Las hamadas, que en árabe significa “vacío”, o “sin vida”, son zonas desérticas en las que predomina la roca, no la arena (que en la lengua árabe sería “erg”); esa configuración geológica constituye la mayor parte del territorio de este pueblo sin estado. La acción del documental Hamada se centra en uno de los campamentos de refugiados situado en el desierto argelino, donde los jóvenes protagonistas del film han nacido, y donde se desarrolla su vida, que tiene puntos de conexión con la que pueden tener otros veinteañeros de cualquier parte del mundo: acceso a internet a través de móvil u ordenador, oyen indistintamente música occidental o tradicional de su tierra... pero también otras muchas cosas que no pueden hacer, por las evidentes limitaciones: viajar al extranjero sin el preceptivo (y muy difícil de conseguir) visado; tener un empleo medianamente digno, en un país con una economía que depende abrumadoramente de la solidaridad extranjera; desplazarse con normalidad por su territorio...

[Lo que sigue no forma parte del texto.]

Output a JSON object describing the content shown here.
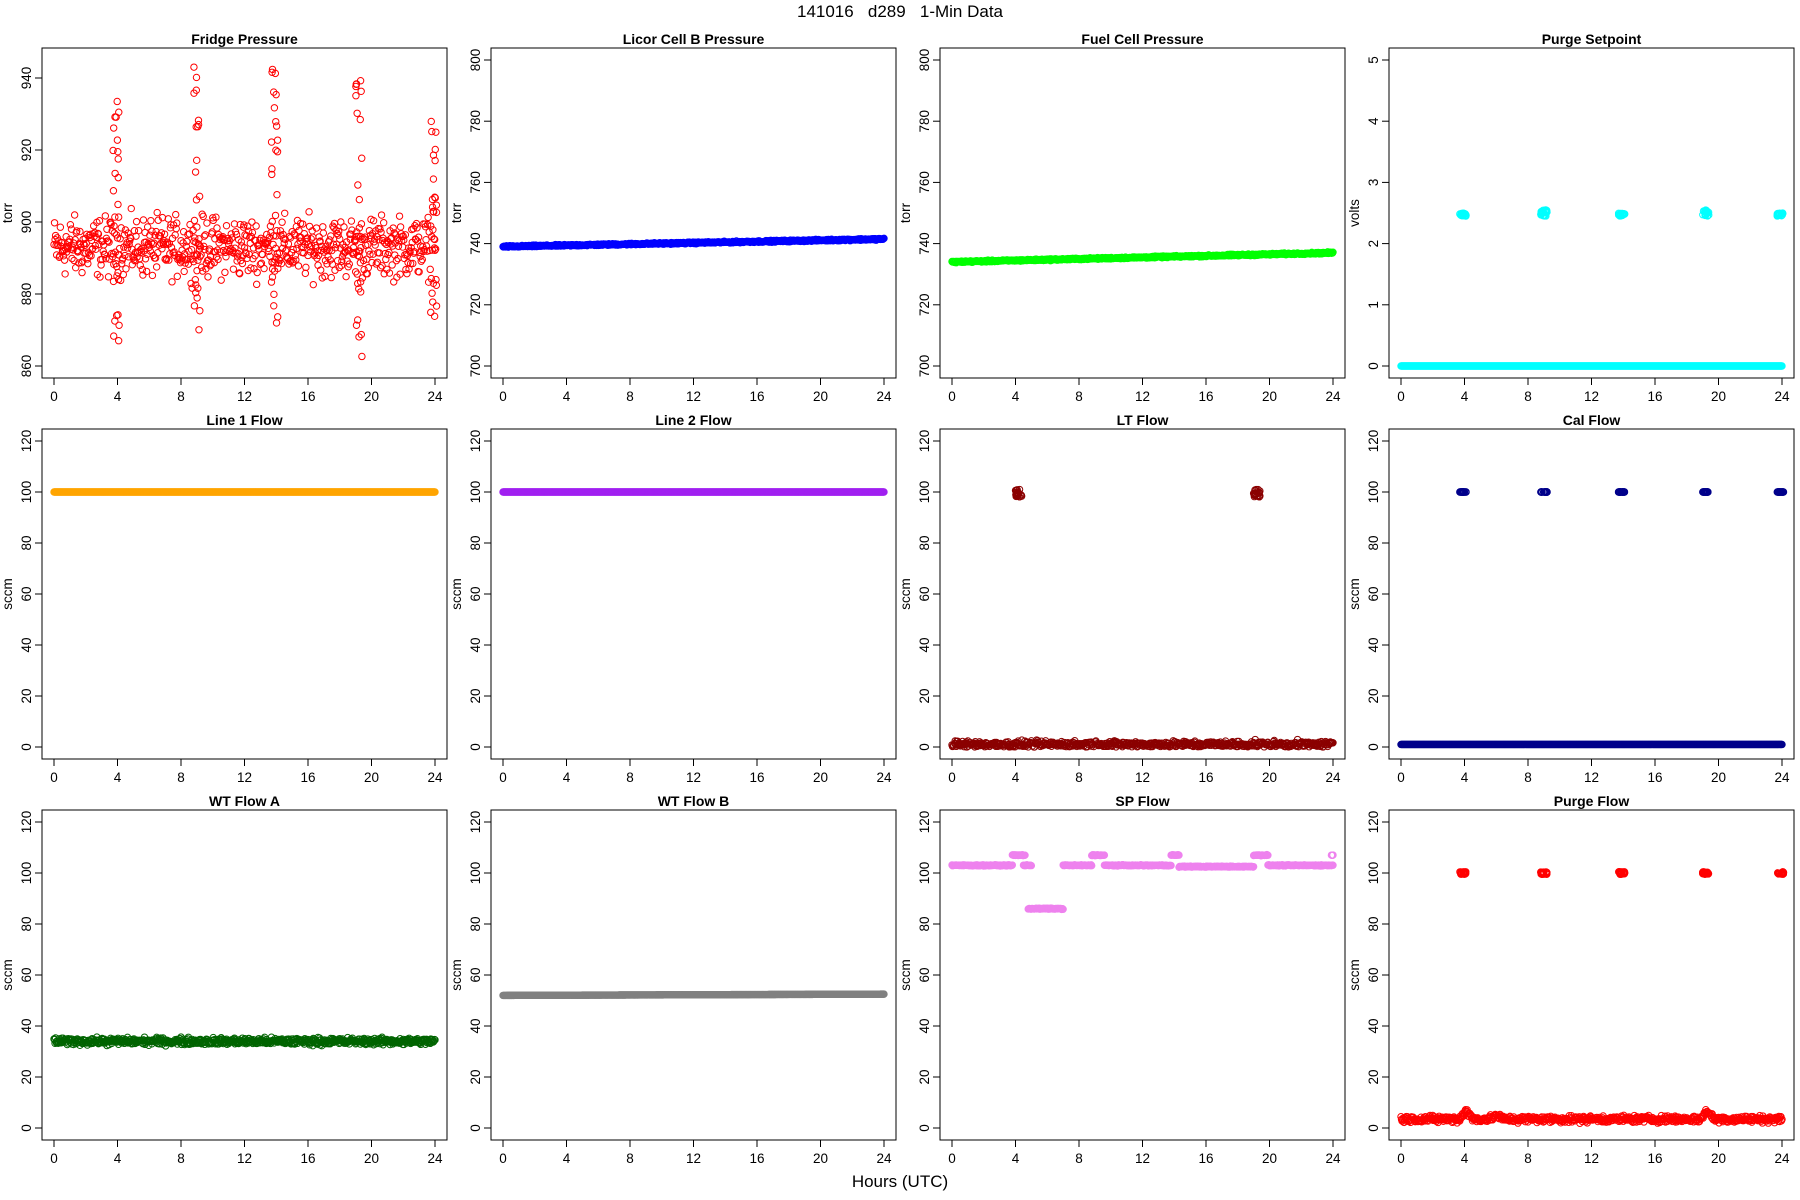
{
  "figure": {
    "title": "141016   d289   1-Min Data",
    "xlabel": "Hours (UTC)"
  },
  "chart_data": [
    {
      "type": "scatter",
      "title": "Fridge Pressure",
      "ylabel": "torr",
      "xlim": [
        0,
        24
      ],
      "ylim": [
        860,
        945
      ],
      "xticks": [
        0,
        4,
        8,
        12,
        16,
        20,
        24
      ],
      "yticks": [
        860,
        880,
        900,
        920,
        940
      ],
      "color": "#ff0000",
      "series": [
        {
          "baseline": 893,
          "noise": 6,
          "drift": 0,
          "spikes": [
            {
              "x": 3.9,
              "ylo": 866,
              "yhi": 937
            },
            {
              "x": 9.0,
              "ylo": 864,
              "yhi": 944
            },
            {
              "x": 13.9,
              "ylo": 867,
              "yhi": 945
            },
            {
              "x": 19.2,
              "ylo": 862,
              "yhi": 941
            },
            {
              "x": 23.9,
              "ylo": 869,
              "yhi": 937
            }
          ]
        }
      ]
    },
    {
      "type": "scatter",
      "title": "Licor Cell B Pressure",
      "ylabel": "torr",
      "xlim": [
        0,
        24
      ],
      "ylim": [
        700,
        800
      ],
      "xticks": [
        0,
        4,
        8,
        12,
        16,
        20,
        24
      ],
      "yticks": [
        700,
        720,
        740,
        760,
        780,
        800
      ],
      "color": "#0000ff",
      "series": [
        {
          "baseline": 739,
          "noise": 0.2,
          "drift": 2.5,
          "spikes": []
        }
      ]
    },
    {
      "type": "scatter",
      "title": "Fuel Cell Pressure",
      "ylabel": "torr",
      "xlim": [
        0,
        24
      ],
      "ylim": [
        700,
        800
      ],
      "xticks": [
        0,
        4,
        8,
        12,
        16,
        20,
        24
      ],
      "yticks": [
        700,
        720,
        740,
        760,
        780,
        800
      ],
      "color": "#00ff00",
      "series": [
        {
          "baseline": 734,
          "noise": 0.2,
          "drift": 3,
          "spikes": []
        }
      ]
    },
    {
      "type": "scatter",
      "title": "Purge Setpoint",
      "ylabel": "volts",
      "xlim": [
        0,
        24
      ],
      "ylim": [
        0,
        5
      ],
      "xticks": [
        0,
        4,
        8,
        12,
        16,
        20,
        24
      ],
      "yticks": [
        0,
        1,
        2,
        3,
        4,
        5
      ],
      "color": "#00ffff",
      "series": [
        {
          "baseline": 0,
          "noise": 0,
          "drift": 0,
          "spikes": [
            {
              "x": 3.9,
              "ylo": 2.45,
              "yhi": 2.5
            },
            {
              "x": 9.0,
              "ylo": 2.45,
              "yhi": 2.55
            },
            {
              "x": 13.9,
              "ylo": 2.45,
              "yhi": 2.5
            },
            {
              "x": 19.2,
              "ylo": 2.45,
              "yhi": 2.55
            },
            {
              "x": 23.9,
              "ylo": 2.45,
              "yhi": 2.5
            }
          ]
        }
      ]
    },
    {
      "type": "scatter",
      "title": "Line 1 Flow",
      "ylabel": "sccm",
      "xlim": [
        0,
        24
      ],
      "ylim": [
        0,
        120
      ],
      "xticks": [
        0,
        4,
        8,
        12,
        16,
        20,
        24
      ],
      "yticks": [
        0,
        20,
        40,
        60,
        80,
        100,
        120
      ],
      "color": "#ffa500",
      "series": [
        {
          "baseline": 100,
          "noise": 0,
          "drift": 0,
          "spikes": []
        }
      ]
    },
    {
      "type": "scatter",
      "title": "Line 2 Flow",
      "ylabel": "sccm",
      "xlim": [
        0,
        24
      ],
      "ylim": [
        0,
        120
      ],
      "xticks": [
        0,
        4,
        8,
        12,
        16,
        20,
        24
      ],
      "yticks": [
        0,
        20,
        40,
        60,
        80,
        100,
        120
      ],
      "color": "#a020f0",
      "series": [
        {
          "baseline": 100,
          "noise": 0,
          "drift": 0,
          "spikes": []
        }
      ]
    },
    {
      "type": "scatter",
      "title": "LT Flow",
      "ylabel": "sccm",
      "xlim": [
        0,
        24
      ],
      "ylim": [
        0,
        120
      ],
      "xticks": [
        0,
        4,
        8,
        12,
        16,
        20,
        24
      ],
      "yticks": [
        0,
        20,
        40,
        60,
        80,
        100,
        120
      ],
      "color": "#8b0000",
      "series": [
        {
          "baseline": 1,
          "noise": 1,
          "drift": 0,
          "spikes": [
            {
              "x": 4.2,
              "ylo": 98,
              "yhi": 101
            },
            {
              "x": 19.2,
              "ylo": 98,
              "yhi": 101
            }
          ]
        }
      ]
    },
    {
      "type": "scatter",
      "title": "Cal Flow",
      "ylabel": "sccm",
      "xlim": [
        0,
        24
      ],
      "ylim": [
        0,
        120
      ],
      "xticks": [
        0,
        4,
        8,
        12,
        16,
        20,
        24
      ],
      "yticks": [
        0,
        20,
        40,
        60,
        80,
        100,
        120
      ],
      "color": "#00008b",
      "series": [
        {
          "baseline": 1,
          "noise": 0,
          "drift": 0,
          "spikes": [
            {
              "x": 3.9,
              "ylo": 100,
              "yhi": 100
            },
            {
              "x": 9.0,
              "ylo": 100,
              "yhi": 100
            },
            {
              "x": 13.9,
              "ylo": 100,
              "yhi": 100
            },
            {
              "x": 19.2,
              "ylo": 100,
              "yhi": 100
            },
            {
              "x": 23.9,
              "ylo": 100,
              "yhi": 100
            }
          ]
        }
      ]
    },
    {
      "type": "scatter",
      "title": "WT Flow A",
      "ylabel": "sccm",
      "xlim": [
        0,
        24
      ],
      "ylim": [
        0,
        120
      ],
      "xticks": [
        0,
        4,
        8,
        12,
        16,
        20,
        24
      ],
      "yticks": [
        0,
        20,
        40,
        60,
        80,
        100,
        120
      ],
      "color": "#006400",
      "series": [
        {
          "baseline": 34,
          "noise": 1,
          "drift": 0,
          "spikes": []
        }
      ]
    },
    {
      "type": "scatter",
      "title": "WT Flow B",
      "ylabel": "sccm",
      "xlim": [
        0,
        24
      ],
      "ylim": [
        0,
        120
      ],
      "xticks": [
        0,
        4,
        8,
        12,
        16,
        20,
        24
      ],
      "yticks": [
        0,
        20,
        40,
        60,
        80,
        100,
        120
      ],
      "color": "#808080",
      "series": [
        {
          "baseline": 52,
          "noise": 0,
          "drift": 0.5,
          "spikes": []
        }
      ]
    },
    {
      "type": "scatter",
      "title": "SP Flow",
      "ylabel": "sccm",
      "xlim": [
        0,
        24
      ],
      "ylim": [
        0,
        120
      ],
      "xticks": [
        0,
        4,
        8,
        12,
        16,
        20,
        24
      ],
      "yticks": [
        0,
        20,
        40,
        60,
        80,
        100,
        120
      ],
      "color": "#ee82ee",
      "segments": [
        {
          "x0": 0,
          "x1": 3.8,
          "y": 103
        },
        {
          "x0": 3.8,
          "x1": 4.6,
          "y": 107
        },
        {
          "x0": 4.5,
          "x1": 5.0,
          "y": 103
        },
        {
          "x0": 4.8,
          "x1": 7.0,
          "y": 86
        },
        {
          "x0": 7.0,
          "x1": 8.8,
          "y": 103
        },
        {
          "x0": 8.8,
          "x1": 9.6,
          "y": 107
        },
        {
          "x0": 9.6,
          "x1": 13.8,
          "y": 103
        },
        {
          "x0": 13.8,
          "x1": 14.3,
          "y": 107
        },
        {
          "x0": 14.3,
          "x1": 19.0,
          "y": 102.5
        },
        {
          "x0": 19.0,
          "x1": 19.9,
          "y": 107
        },
        {
          "x0": 19.9,
          "x1": 24,
          "y": 103
        },
        {
          "x0": 23.9,
          "x1": 24,
          "y": 107
        }
      ]
    },
    {
      "type": "scatter",
      "title": "Purge Flow",
      "ylabel": "sccm",
      "xlim": [
        0,
        24
      ],
      "ylim": [
        0,
        120
      ],
      "xticks": [
        0,
        4,
        8,
        12,
        16,
        20,
        24
      ],
      "yticks": [
        0,
        20,
        40,
        60,
        80,
        100,
        120
      ],
      "color": "#ff0000",
      "series": [
        {
          "baseline": 3.5,
          "noise": 1,
          "drift": 0,
          "bumps": [
            {
              "x": 4.1,
              "y": 7
            },
            {
              "x": 6,
              "y": 5
            },
            {
              "x": 19.3,
              "y": 7
            }
          ],
          "spikes": [
            {
              "x": 3.9,
              "ylo": 99.5,
              "yhi": 100.5
            },
            {
              "x": 9.0,
              "ylo": 99.5,
              "yhi": 100.5
            },
            {
              "x": 13.9,
              "ylo": 99.5,
              "yhi": 100.5
            },
            {
              "x": 19.2,
              "ylo": 99.5,
              "yhi": 100.5
            },
            {
              "x": 23.9,
              "ylo": 99.5,
              "yhi": 100.5
            }
          ]
        }
      ]
    }
  ]
}
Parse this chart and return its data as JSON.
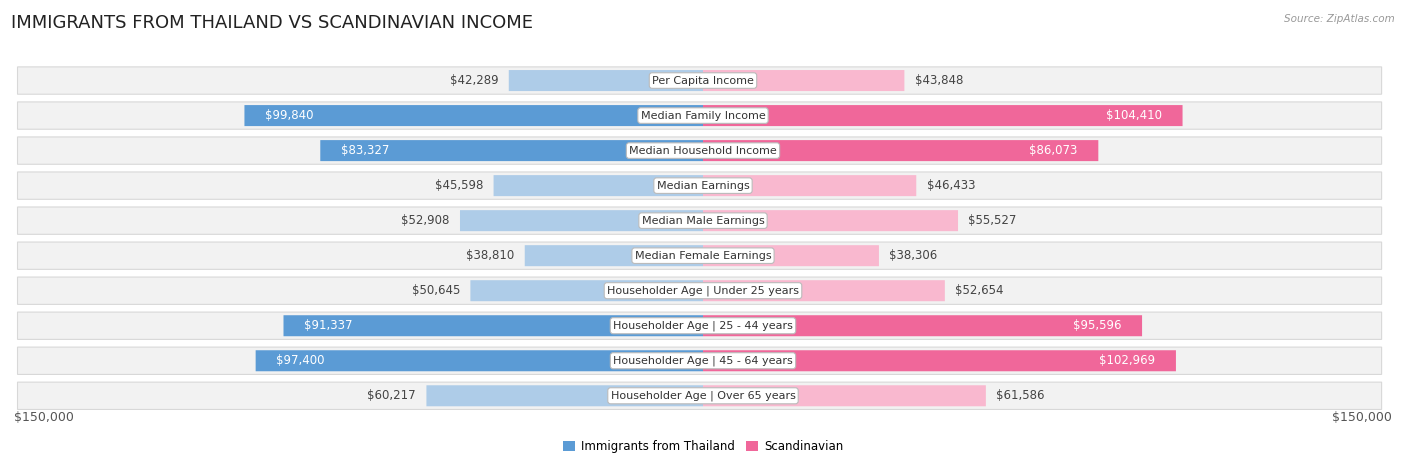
{
  "title": "IMMIGRANTS FROM THAILAND VS SCANDINAVIAN INCOME",
  "source": "Source: ZipAtlas.com",
  "categories": [
    "Per Capita Income",
    "Median Family Income",
    "Median Household Income",
    "Median Earnings",
    "Median Male Earnings",
    "Median Female Earnings",
    "Householder Age | Under 25 years",
    "Householder Age | 25 - 44 years",
    "Householder Age | 45 - 64 years",
    "Householder Age | Over 65 years"
  ],
  "thailand_values": [
    42289,
    99840,
    83327,
    45598,
    52908,
    38810,
    50645,
    91337,
    97400,
    60217
  ],
  "scandinavian_values": [
    43848,
    104410,
    86073,
    46433,
    55527,
    38306,
    52654,
    95596,
    102969,
    61586
  ],
  "thailand_labels": [
    "$42,289",
    "$99,840",
    "$83,327",
    "$45,598",
    "$52,908",
    "$38,810",
    "$50,645",
    "$91,337",
    "$97,400",
    "$60,217"
  ],
  "scandinavian_labels": [
    "$43,848",
    "$104,410",
    "$86,073",
    "$46,433",
    "$55,527",
    "$38,306",
    "$52,654",
    "$95,596",
    "$102,969",
    "$61,586"
  ],
  "thailand_color_light": "#aecce8",
  "thailand_color_dark": "#5b9bd5",
  "scandinavian_color_light": "#f9b8cf",
  "scandinavian_color_dark": "#f0679a",
  "row_bg_color": "#f2f2f2",
  "row_border_color": "#d8d8d8",
  "max_value": 150000,
  "xlabel_left": "$150,000",
  "xlabel_right": "$150,000",
  "legend_thailand": "Immigrants from Thailand",
  "legend_scandinavian": "Scandinavian",
  "title_fontsize": 13,
  "label_fontsize": 8.5,
  "category_fontsize": 8.0,
  "axis_fontsize": 9,
  "large_threshold": 67500
}
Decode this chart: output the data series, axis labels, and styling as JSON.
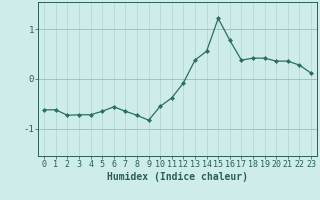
{
  "x": [
    0,
    1,
    2,
    3,
    4,
    5,
    6,
    7,
    8,
    9,
    10,
    11,
    12,
    13,
    14,
    15,
    16,
    17,
    18,
    19,
    20,
    21,
    22,
    23
  ],
  "y": [
    -0.62,
    -0.62,
    -0.73,
    -0.72,
    -0.72,
    -0.65,
    -0.56,
    -0.65,
    -0.73,
    -0.83,
    -0.55,
    -0.38,
    -0.08,
    0.38,
    0.56,
    1.22,
    0.78,
    0.38,
    0.42,
    0.42,
    0.36,
    0.36,
    0.28,
    0.12
  ],
  "line_color": "#2a6e65",
  "marker": "D",
  "marker_size": 2.0,
  "bg_color": "#ceecea",
  "grid_color_v": "#b5d8d5",
  "grid_color_h": "#c8a8a8",
  "xlabel": "Humidex (Indice chaleur)",
  "xlim": [
    -0.5,
    23.5
  ],
  "ylim": [
    -1.55,
    1.55
  ],
  "yticks": [
    -1,
    0,
    1
  ],
  "xticks": [
    0,
    1,
    2,
    3,
    4,
    5,
    6,
    7,
    8,
    9,
    10,
    11,
    12,
    13,
    14,
    15,
    16,
    17,
    18,
    19,
    20,
    21,
    22,
    23
  ],
  "font_color": "#2a5f58",
  "tick_font_size": 6.0,
  "xlabel_font_size": 7.0
}
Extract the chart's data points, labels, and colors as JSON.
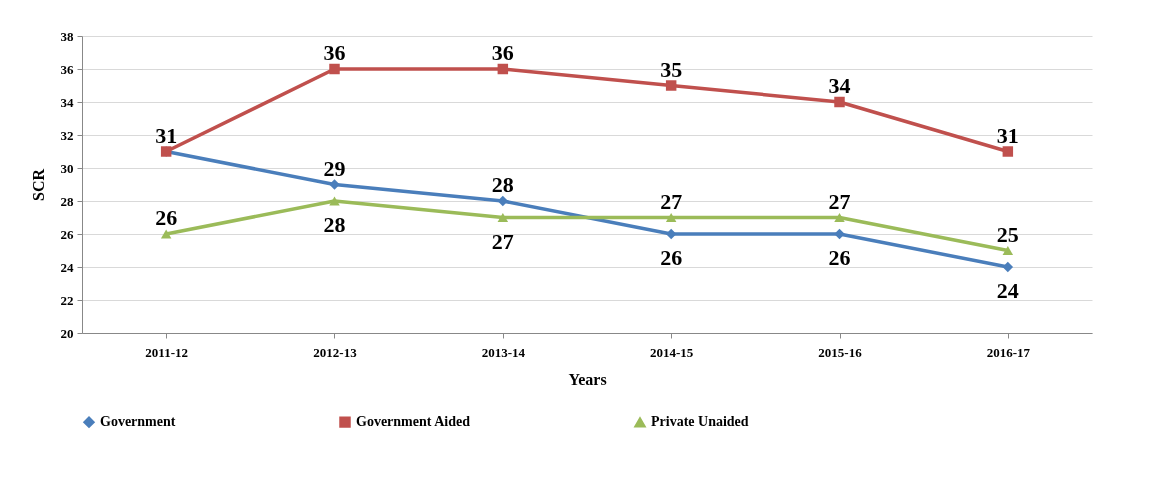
{
  "chart_data": {
    "type": "line",
    "xlabel": "Years",
    "ylabel": "SCR",
    "categories": [
      "2011-12",
      "2012-13",
      "2013-14",
      "2014-15",
      "2015-16",
      "2016-17"
    ],
    "series": [
      {
        "name": "Government",
        "color": "#4a7ebb",
        "marker": "diamond",
        "values": [
          31,
          29,
          28,
          26,
          26,
          24
        ],
        "value_labels": [
          null,
          "29",
          "28",
          "26",
          "26",
          "24"
        ]
      },
      {
        "name": "Government Aided",
        "color": "#c0504d",
        "marker": "square",
        "values": [
          31,
          36,
          36,
          35,
          34,
          31
        ],
        "value_labels": [
          "31",
          "36",
          "36",
          "35",
          "34",
          "31"
        ]
      },
      {
        "name": "Private Unaided",
        "color": "#9bbb59",
        "marker": "triangle",
        "values": [
          26,
          28,
          27,
          27,
          27,
          25
        ],
        "value_labels": [
          "26",
          "28",
          "27",
          "27",
          "27",
          "25"
        ]
      }
    ],
    "ylim": [
      20,
      38
    ],
    "yticks": [
      20,
      22,
      24,
      26,
      28,
      30,
      32,
      34,
      36,
      38
    ],
    "grid": "y",
    "legend": "bottom",
    "line_style": "solid"
  }
}
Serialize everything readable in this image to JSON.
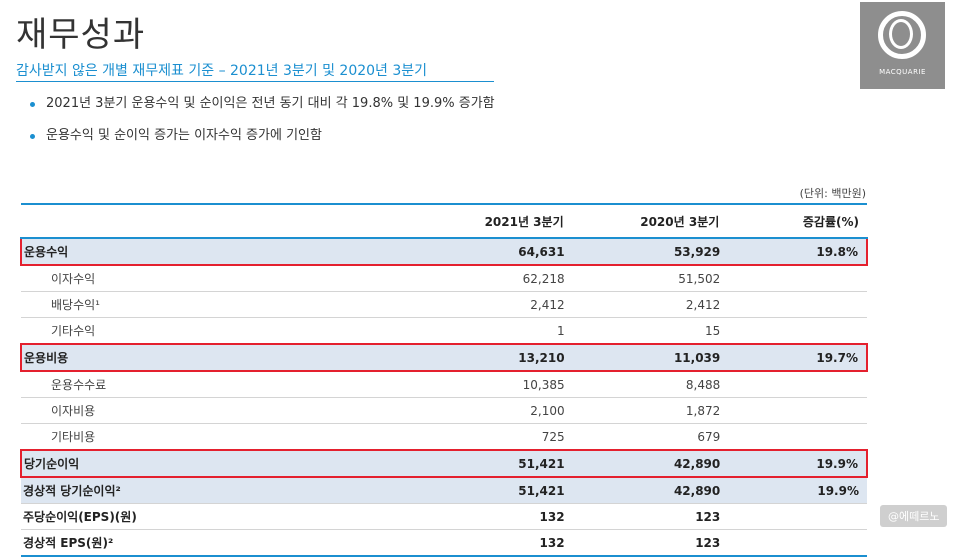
{
  "header": {
    "title": "재무성과",
    "subtitle": "감사받지 않은 개별 재무제표 기준 – 2021년 3분기 및 2020년 3분기"
  },
  "logo": {
    "text": "MACQUARIE"
  },
  "bullets": [
    "2021년 3분기 운용수익 및 순이익은 전년 동기 대비 각 19.8% 및 19.9% 증가함",
    "운용수익 및 순이익 증가는 이자수익 증가에 기인함"
  ],
  "table": {
    "unit": "(단위: 백만원)",
    "headers": [
      "",
      "2021년 3분기",
      "2020년 3분기",
      "증감률(%)"
    ],
    "rows": [
      {
        "label": "운용수익",
        "q3_2021": "64,631",
        "q3_2020": "53,929",
        "change": "19.8%",
        "type": "main"
      },
      {
        "label": "이자수익",
        "q3_2021": "62,218",
        "q3_2020": "51,502",
        "change": "",
        "type": "sub"
      },
      {
        "label": "배당수익¹",
        "q3_2021": "2,412",
        "q3_2020": "2,412",
        "change": "",
        "type": "sub"
      },
      {
        "label": "기타수익",
        "q3_2021": "1",
        "q3_2020": "15",
        "change": "",
        "type": "sub"
      },
      {
        "label": "운용비용",
        "q3_2021": "13,210",
        "q3_2020": "11,039",
        "change": "19.7%",
        "type": "main"
      },
      {
        "label": "운용수수료",
        "q3_2021": "10,385",
        "q3_2020": "8,488",
        "change": "",
        "type": "sub"
      },
      {
        "label": "이자비용",
        "q3_2021": "2,100",
        "q3_2020": "1,872",
        "change": "",
        "type": "sub"
      },
      {
        "label": "기타비용",
        "q3_2021": "725",
        "q3_2020": "679",
        "change": "",
        "type": "sub"
      },
      {
        "label": "당기순이익",
        "q3_2021": "51,421",
        "q3_2020": "42,890",
        "change": "19.9%",
        "type": "main"
      },
      {
        "label": "경상적 당기순이익²",
        "q3_2021": "51,421",
        "q3_2020": "42,890",
        "change": "19.9%",
        "type": "shaded"
      },
      {
        "label": "주당순이익(EPS)(원)",
        "q3_2021": "132",
        "q3_2020": "123",
        "change": "",
        "type": "bold"
      },
      {
        "label": "경상적 EPS(원)²",
        "q3_2021": "132",
        "q3_2020": "123",
        "change": "",
        "type": "bold"
      }
    ]
  },
  "watermark": "@에떼르노",
  "colors": {
    "accent": "#1b8fd0",
    "highlight": "#e4202e",
    "shade": "#dde6f1",
    "logo_bg": "#8e8e8e"
  }
}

Pero, lejos de jugar la carta del victimismo, su director, Eloy Domínguez Serén, opta por mostrarnos la vida diaria de varios jóvenes, con diálogos inesperadamente cargados de cierto humor (no sé si calificarlo de negro...), y los sigue en sus quehaceres diarios, desde el chico que es mecánico de coches, vehículos que arregla aunque después no haya mayormente donde ir con ellos, hasta la chica (desarmante Ainina) que, buena heredera de la tradición picaresca española, pretende hacerse con un trabajo, el que sea, que le proporcione una remuneración para comprarse un coche, su sueño, siendo ese coche el símbolo de la libertad que no tiene, ni como mujer, ni como saharui; para conseguir ese ansiado puesto de trabajo no duda en mentir de forma ostensible, atribuyéndose conocimientos que no tiene (dice hablar, además del árabe, otros idiomas como español, inglés y francés, entre otros, aunque en realidad solo habla su lengua vernácula; también dice ser experta en mecánica de vehículos, cuando no sabe ni abrir el capó...), una pícara Justina con turbante que intenta durante todo el metraje aprender a conducir, con escaso éxito, de lo que echa las culpas con malas pulgas a sus sucesivos (y sufridos...) maestros.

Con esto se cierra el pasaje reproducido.